A mountain stream is a brook or stream, usually with a steep gradient, flowing down a mountainside. Its swift flow rate often transports large quantities of rock, gravel, soil, wood or even entire logs with the stream. The main characteristic of mountain streams in the Alpine region is their steep gradient and sharply varying rates of flow within a short period of time, as a result of snowmelt and sudden storms. Streams of such nature are rarer in gently rolling countryside, although they may occur on scarp slopes where, although the height difference is not so great, they tend to have a larger catchment area than mountain streams.

Mountain streams may be broadly divided into three sections. In the "catchment funnel" (Sammeltrichter) high on the mountainsides, water and eroded soil, rock and gravel are gathered.
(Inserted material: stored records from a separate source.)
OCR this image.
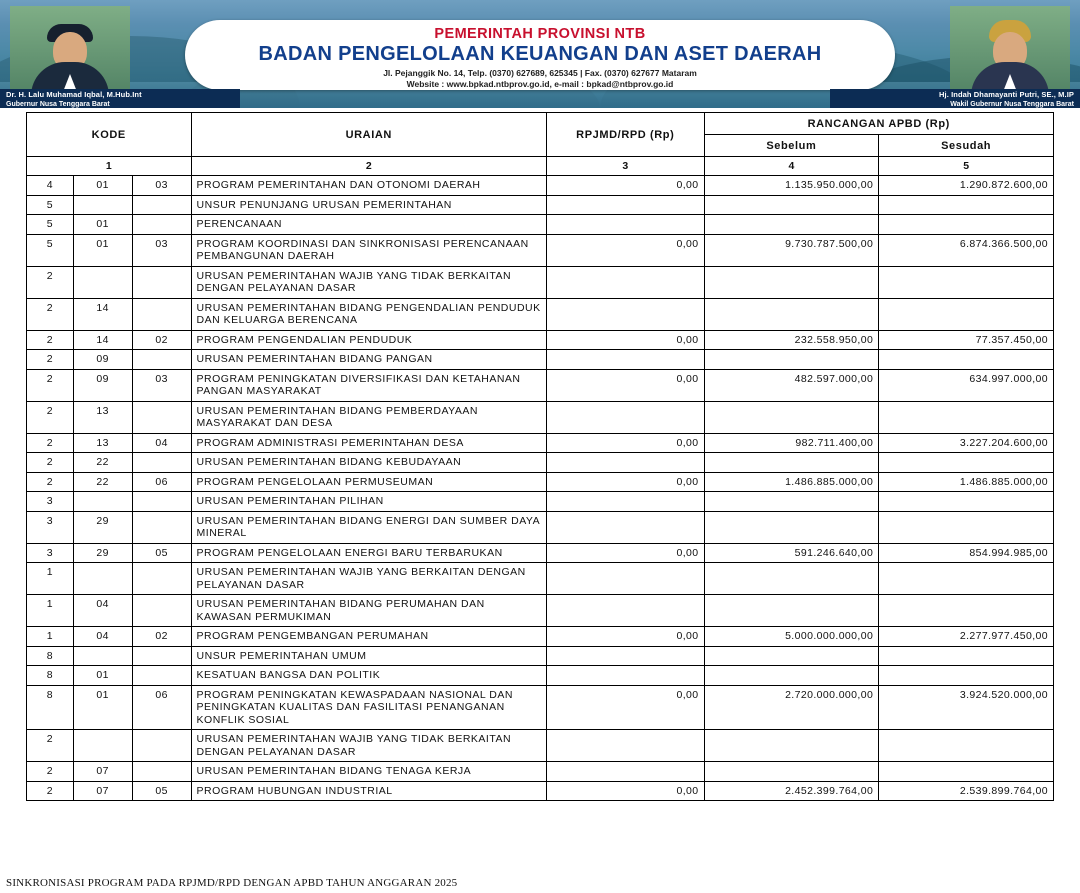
PEMERINTAH PROVINSI NTB
BADAN PENGELOLAAN KEUANGAN DAN ASET DAERAH
Jl. Pejanggik No. 14, Telp. (0370) 627689, 625345 | Fax. (0370) 627677 Mataram
Website : www.bpkad.ntbprov.go.id, e-mail : bpkad@ntbprov.go.id
Dr. H. Lalu Muhamad Iqbal, M.Hub.Int
Gubernur Nusa Tenggara Barat
Hj. Indah Dhamayanti Putri, SE., M.IP
Wakil Gubernur Nusa Tenggara Barat
KODE			URAIAN	RPJMD/RPD (Rp)	RANCANGAN APBD (Rp)	
					Sebelum	Sesudah
1			2	3	4	5
4	01	03	PROGRAM PEMERINTAHAN DAN OTONOMI DAERAH	0,00	1.135.950.000,00	1.290.872.600,00
5			UNSUR PENUNJANG URUSAN PEMERINTAHAN			
5	01		PERENCANAAN			
5	01	03	PROGRAM KOORDINASI DAN SINKRONISASI PERENCANAAN PEMBANGUNAN DAERAH	0,00	9.730.787.500,00	6.874.366.500,00
2			URUSAN PEMERINTAHAN WAJIB YANG TIDAK BERKAITAN DENGAN PELAYANAN DASAR			
2	14		URUSAN PEMERINTAHAN BIDANG PENGENDALIAN PENDUDUK DAN KELUARGA BERENCANA			
2	14	02	PROGRAM PENGENDALIAN PENDUDUK	0,00	232.558.950,00	77.357.450,00
2	09		URUSAN PEMERINTAHAN BIDANG PANGAN			
2	09	03	PROGRAM PENINGKATAN DIVERSIFIKASI DAN KETAHANAN PANGAN MASYARAKAT	0,00	482.597.000,00	634.997.000,00
2	13		URUSAN PEMERINTAHAN BIDANG PEMBERDAYAAN MASYARAKAT DAN DESA			
2	13	04	PROGRAM ADMINISTRASI PEMERINTAHAN DESA	0,00	982.711.400,00	3.227.204.600,00
2	22		URUSAN PEMERINTAHAN BIDANG KEBUDAYAAN			
2	22	06	PROGRAM PENGELOLAAN PERMUSEUMAN	0,00	1.486.885.000,00	1.486.885.000,00
3			URUSAN PEMERINTAHAN PILIHAN			
3	29		URUSAN PEMERINTAHAN BIDANG ENERGI DAN SUMBER DAYA MINERAL			
3	29	05	PROGRAM PENGELOLAAN ENERGI BARU TERBARUKAN	0,00	591.246.640,00	854.994.985,00
1			URUSAN PEMERINTAHAN WAJIB YANG BERKAITAN DENGAN PELAYANAN DASAR			
1	04		URUSAN PEMERINTAHAN BIDANG PERUMAHAN DAN KAWASAN PERMUKIMAN			
1	04	02	PROGRAM PENGEMBANGAN PERUMAHAN	0,00	5.000.000.000,00	2.277.977.450,00
8			UNSUR PEMERINTAHAN UMUM			
8	01		KESATUAN BANGSA DAN POLITIK			
8	01	06	PROGRAM PENINGKATAN KEWASPADAAN NASIONAL DAN PENINGKATAN KUALITAS DAN FASILITASI PENANGANAN KONFLIK SOSIAL	0,00	2.720.000.000,00	3.924.520.000,00
2			URUSAN PEMERINTAHAN WAJIB YANG TIDAK BERKAITAN DENGAN PELAYANAN DASAR			
2	07		URUSAN PEMERINTAHAN BIDANG TENAGA KERJA			
2	07	05	PROGRAM HUBUNGAN INDUSTRIAL	0,00	2.452.399.764,00	2.539.899.764,00
SINKRONISASI PROGRAM PADA RPJMD/RPD DENGAN APBD TAHUN ANGGARAN 2025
The stream then flows at high speed through a "drainage channel" (Abflussrinne) into the "alluvial fan" where the transported debris is deposited.

In Austria a mountain stream or Wildbach is even defined in law.

== Dangers ==

The material transported by a mountain stream can present serious dangers to people, animals and cultural landscapes, for example:
- Serious erosion – scouring of the stream bed,
- Subsequent landslips,
- Endangering of mountain forest and protected forest,
- Formation of a gorge,
- Release of a mudflow,
- Creation of a narrow section and impoundment of the stream – endangering settlements when it empties,
- Excessive deposition of debris, sediment and coarse gravel – sometimes further downstream at a debris cone or alluvial fan,
- Movement of the stream bed.
To combat several of these dangers, measures such as a check dam may be implemented to guard against flooding.

Usually the regional forestry or conservation department is responsible for the management of mountain streams.